Que fique claro: Glenn está sendo denunciado sem nunca ter sido investigado ou indiciado. Em si, isso já constitui uma aberração. A ação agride ainda decisão do Supremo. O ministro Gilmar Mendes concedeu liminar, em Arguição de Descumprimento de Preceito Fundamental (ADPF), garantindo a Glenn não ser investigado pela divulgação de informações que preservam o sigilo da fonte.

A denúncia é de tal sorte ridícula que o procurador usa como uma das supostas evidências de que Glenn instruiu os hackers um trecho que levou a Polícia Federal justamente a concluir o contrário. No caso em questão, um deles quer saber se a comunicação entre eles deve ser apagada ou não. O jornalista diz que ele próprio não tem como apagar justamente porque é preciso se proteger de uma futura acusação de conivência. Diz que a cópia das conversas ficará em lugar seguro. E opina não ver problema em que o interlocutor assim proceda. Vale dizer: Glenn tinha consciência de que havia o risco de tentarem criminalizar o trabalho da imprensa — como está acontecendo. Segue o trecho:

GLENN GREENWALD: Entendi. Então, nós temo... é... vou explicar, como jornalistas, e obviamente eu preciso tomar cuidado como com tudo o que estou falando sobre "essa assunto", como jornalistas, nós temos uma obrigação ética para "co-dizer" (?) nossa fonte.

MOLIÇÃO: Sim.

GLENN GREENWALD: Isso é nossa obrigação. Então, nós não podemos fazer nada que pode criar um risco que eles podem descobrir "o identidade" de nossa fonte. Então, para gente, nós vamos... como eu disse não podemos apagar todas as conversas porque precisamos manter, mas vamos ter uma cópia num lugar muito seguro... se precisarmos. Pra vocês, nós já salvamos todos, nós já recebemos todos. Eu acho que não tem nenhum propósito, nenhum motivo para vocês manter nada, entendeu?

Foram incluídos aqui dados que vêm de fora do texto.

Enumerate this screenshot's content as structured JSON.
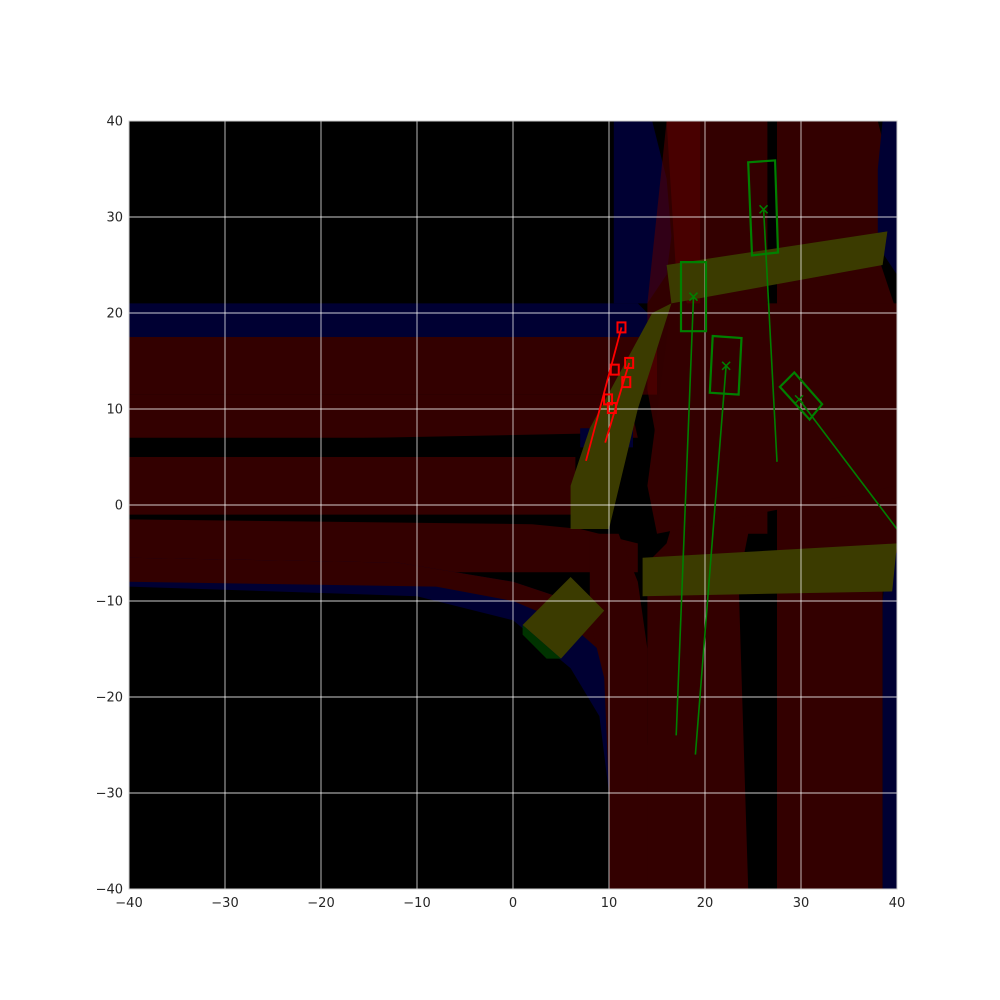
{
  "chart_data": {
    "type": "scatter",
    "title": "",
    "xlabel": "",
    "ylabel": "",
    "xlim": [
      -40,
      40
    ],
    "ylim": [
      -40,
      40
    ],
    "xticks": [
      -40,
      -30,
      -20,
      -10,
      0,
      10,
      20,
      30,
      40
    ],
    "yticks": [
      -40,
      -30,
      -20,
      -10,
      0,
      10,
      20,
      30,
      40
    ],
    "grid": true,
    "colors": {
      "background": "#000000",
      "lane": "#330000",
      "lane_overlay": "#5a0000",
      "sidewalk": "#000033",
      "crosswalk": "#3b3b00",
      "crosswalk_dark": "#003300",
      "grid": "#ffffff",
      "agents": "#008000",
      "ego_trajectory": "#ff0000"
    },
    "map_layers": [
      {
        "kind": "sidewalk",
        "points": [
          [
            -40,
            21
          ],
          [
            13,
            21
          ],
          [
            15,
            19
          ],
          [
            15,
            17.5
          ],
          [
            -40,
            17.5
          ]
        ]
      },
      {
        "kind": "sidewalk",
        "points": [
          [
            10.5,
            40
          ],
          [
            14.5,
            40
          ],
          [
            16,
            34
          ],
          [
            16.5,
            28
          ],
          [
            16,
            24
          ],
          [
            14,
            21
          ],
          [
            10.5,
            21
          ]
        ]
      },
      {
        "kind": "lane",
        "points": [
          [
            -40,
            17.5
          ],
          [
            15,
            17.5
          ],
          [
            15,
            11.5
          ],
          [
            -40,
            11.5
          ]
        ]
      },
      {
        "kind": "lane",
        "points": [
          [
            -40,
            11.5
          ],
          [
            12,
            11.5
          ],
          [
            13,
            7
          ],
          [
            -40,
            7
          ]
        ]
      },
      {
        "kind": "lane",
        "points": [
          [
            -40,
            5
          ],
          [
            6.5,
            5
          ],
          [
            6.5,
            -1
          ],
          [
            -40,
            -1
          ]
        ]
      },
      {
        "kind": "lane",
        "points": [
          [
            -40,
            -1.5
          ],
          [
            2,
            -2
          ],
          [
            7,
            -2.5
          ],
          [
            13,
            -4
          ],
          [
            13,
            -7
          ],
          [
            -40,
            -7
          ]
        ]
      },
      {
        "kind": "sidewalk",
        "points": [
          [
            -40,
            -5.5
          ],
          [
            -12,
            -6
          ],
          [
            0,
            -8
          ],
          [
            6,
            -10
          ],
          [
            10,
            -13
          ],
          [
            13,
            -18
          ],
          [
            14,
            -25
          ],
          [
            14,
            -40
          ],
          [
            10,
            -40
          ],
          [
            10,
            -30
          ],
          [
            9,
            -22
          ],
          [
            6,
            -17
          ],
          [
            0,
            -12
          ],
          [
            -10,
            -9.5
          ],
          [
            -40,
            -8.5
          ]
        ]
      },
      {
        "kind": "lane",
        "points": [
          [
            -40,
            -8
          ],
          [
            -8,
            -8.5
          ],
          [
            0,
            -10
          ],
          [
            6,
            -12.5
          ],
          [
            10,
            -16
          ],
          [
            12,
            -22
          ],
          [
            13,
            -30
          ],
          [
            13,
            -40
          ],
          [
            14,
            -40
          ],
          [
            14,
            -25
          ],
          [
            13,
            -18
          ],
          [
            10,
            -13
          ],
          [
            6,
            -10
          ],
          [
            0,
            -8
          ],
          [
            -12,
            -6
          ],
          [
            -40,
            -5.5
          ]
        ]
      },
      {
        "kind": "lane",
        "points": [
          [
            8,
            -3
          ],
          [
            11,
            -3
          ],
          [
            13,
            -8
          ],
          [
            14,
            -15
          ],
          [
            14,
            -40
          ],
          [
            10,
            -40
          ],
          [
            10,
            -30
          ],
          [
            9.5,
            -18
          ],
          [
            8,
            -12
          ]
        ]
      },
      {
        "kind": "lane",
        "points": [
          [
            16,
            40
          ],
          [
            26.5,
            40
          ],
          [
            26.5,
            -40
          ],
          [
            14,
            -40
          ],
          [
            14,
            -6
          ],
          [
            16,
            -4
          ],
          [
            18,
            3
          ],
          [
            19.5,
            12
          ],
          [
            18.5,
            20
          ],
          [
            17,
            24
          ]
        ]
      },
      {
        "kind": "lane_overlay",
        "points": [
          [
            16,
            40
          ],
          [
            19.5,
            40
          ],
          [
            19.5,
            2
          ],
          [
            16,
            1
          ],
          [
            14,
            12
          ],
          [
            14,
            21
          ]
        ]
      },
      {
        "kind": "lane",
        "points": [
          [
            27.5,
            40
          ],
          [
            38,
            40
          ],
          [
            39,
            36
          ],
          [
            38,
            26
          ],
          [
            40,
            20
          ],
          [
            40,
            -40
          ],
          [
            27.5,
            -40
          ]
        ]
      },
      {
        "kind": "lane",
        "points": [
          [
            16.5,
            21
          ],
          [
            40,
            21
          ],
          [
            40,
            2
          ],
          [
            15,
            -3
          ],
          [
            14,
            2
          ]
        ]
      },
      {
        "kind": "background",
        "points": [
          [
            24.5,
            -3
          ],
          [
            26.5,
            -3
          ],
          [
            27,
            -8
          ],
          [
            26.5,
            -40
          ],
          [
            24.5,
            -40
          ],
          [
            23.5,
            -8
          ]
        ]
      },
      {
        "kind": "background",
        "points": [
          [
            38.5,
            -40
          ],
          [
            40,
            -40
          ],
          [
            40,
            -7
          ],
          [
            38.5,
            -7
          ]
        ]
      },
      {
        "kind": "sidewalk",
        "points": [
          [
            38.5,
            40
          ],
          [
            40,
            40
          ],
          [
            40,
            24
          ],
          [
            38,
            27
          ],
          [
            38,
            35
          ]
        ]
      },
      {
        "kind": "sidewalk",
        "points": [
          [
            39,
            -5
          ],
          [
            40,
            -5
          ],
          [
            40,
            -40
          ],
          [
            38.5,
            -40
          ],
          [
            38.5,
            -10
          ]
        ]
      },
      {
        "kind": "background",
        "points": [
          [
            -40,
            6.5
          ],
          [
            10.5,
            7.5
          ],
          [
            10.5,
            5.5
          ],
          [
            -40,
            5
          ]
        ]
      },
      {
        "kind": "sidewalk",
        "points": [
          [
            7,
            8
          ],
          [
            12.5,
            8
          ],
          [
            12.5,
            6
          ],
          [
            7,
            6
          ]
        ]
      },
      {
        "kind": "crosswalk",
        "points": [
          [
            16,
            25
          ],
          [
            39,
            28.5
          ],
          [
            38.5,
            25
          ],
          [
            16.5,
            21
          ]
        ]
      },
      {
        "kind": "crosswalk",
        "points": [
          [
            14.5,
            20
          ],
          [
            16.5,
            21
          ],
          [
            13,
            10
          ],
          [
            10,
            -2.5
          ],
          [
            6,
            -2.5
          ],
          [
            6,
            2
          ],
          [
            8,
            8
          ]
        ]
      },
      {
        "kind": "crosswalk",
        "points": [
          [
            13.5,
            -5.5
          ],
          [
            40,
            -4
          ],
          [
            39.5,
            -9
          ],
          [
            13.5,
            -9.5
          ]
        ]
      },
      {
        "kind": "crosswalk",
        "points": [
          [
            1,
            -12.5
          ],
          [
            6,
            -7.5
          ],
          [
            9.5,
            -11
          ],
          [
            5,
            -16
          ]
        ]
      },
      {
        "kind": "crosswalk_dark",
        "points": [
          [
            1,
            -12.5
          ],
          [
            5,
            -16
          ],
          [
            3.5,
            -16
          ],
          [
            1,
            -13.5
          ]
        ]
      }
    ],
    "agents": [
      {
        "id": 1,
        "center": [
          18.8,
          21.7
        ],
        "corners": [
          [
            17.5,
            25.3
          ],
          [
            20.1,
            25.3
          ],
          [
            20.1,
            18.1
          ],
          [
            17.5,
            18.1
          ]
        ],
        "trajectory": [
          [
            18.8,
            21.7
          ],
          [
            17,
            -24
          ]
        ]
      },
      {
        "id": 2,
        "center": [
          22.2,
          14.5
        ],
        "corners": [
          [
            20.8,
            17.6
          ],
          [
            23.8,
            17.4
          ],
          [
            23.5,
            11.5
          ],
          [
            20.5,
            11.7
          ]
        ],
        "trajectory": [
          [
            22.2,
            14.5
          ],
          [
            19,
            -26
          ]
        ]
      },
      {
        "id": 3,
        "center": [
          26.1,
          30.8
        ],
        "corners": [
          [
            24.5,
            35.7
          ],
          [
            27.3,
            35.9
          ],
          [
            27.6,
            26.3
          ],
          [
            24.9,
            26.0
          ]
        ],
        "trajectory": [
          [
            26.1,
            30.8
          ],
          [
            27.5,
            4.5
          ]
        ]
      },
      {
        "id": 4,
        "center": [
          29.8,
          11.0
        ],
        "corners": [
          [
            27.8,
            12.3
          ],
          [
            29.3,
            13.8
          ],
          [
            32.2,
            10.5
          ],
          [
            30.9,
            8.9
          ]
        ],
        "trajectory": [
          [
            29.8,
            11.0
          ],
          [
            40,
            -2.5
          ]
        ]
      }
    ],
    "ego_trajectories": [
      {
        "segment": [
          [
            7.6,
            4.6
          ],
          [
            11.3,
            18.5
          ]
        ],
        "markers": [
          [
            11.3,
            18.5
          ],
          [
            10.6,
            14.1
          ],
          [
            9.9,
            11.0
          ]
        ]
      },
      {
        "segment": [
          [
            9.6,
            6.5
          ],
          [
            12.1,
            14.8
          ]
        ],
        "markers": [
          [
            12.1,
            14.8
          ],
          [
            11.8,
            12.8
          ],
          [
            10.3,
            10.1
          ]
        ]
      }
    ]
  }
}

Ficou claro? Não se trata de eliminação nenhuma de "prova". Tanto é assim que Glenn toma a precaução de avisar que manterá a conversa arquivada justamente para que fique claro que, na relação com os interlocutores, não houve crime nenhum.

Duvido que a estrovenga prospere. Caso a denúncia seja aceita em primeira instância, o destino final seria o Supremo porque se trata da violação de garantias asseguradas pela Constituição.

É curioso que, até agora, ninguém tenha se disposto a pedir uma perícia nos diálogos que vieram a público entre Moro e os procuradores e entre os próprios membros da força-tarefa, revelando um conjunto impressionante de agressões à ordem legal: à Constituição, à Lei de Delações (12.850), à Lei Orgânica da Magistratura e à Lei Orgânica do Ministério Público.

Igualmente não se propôs nenhuma investigação para apurar os vazamentos criminosos de investigações sigilosas.

Divino deve saber que a sua acusação não dará em nada. O objetivo, parece, é, mais uma vez, a intimidação. Nesse caso, o alvo é a imprensa independente. A única que lhes serve é aquela amestrada pela força-tarefa e por Sergio Moro.

Chegou a hora da estreia da nova lei que pune abuso de autoridade.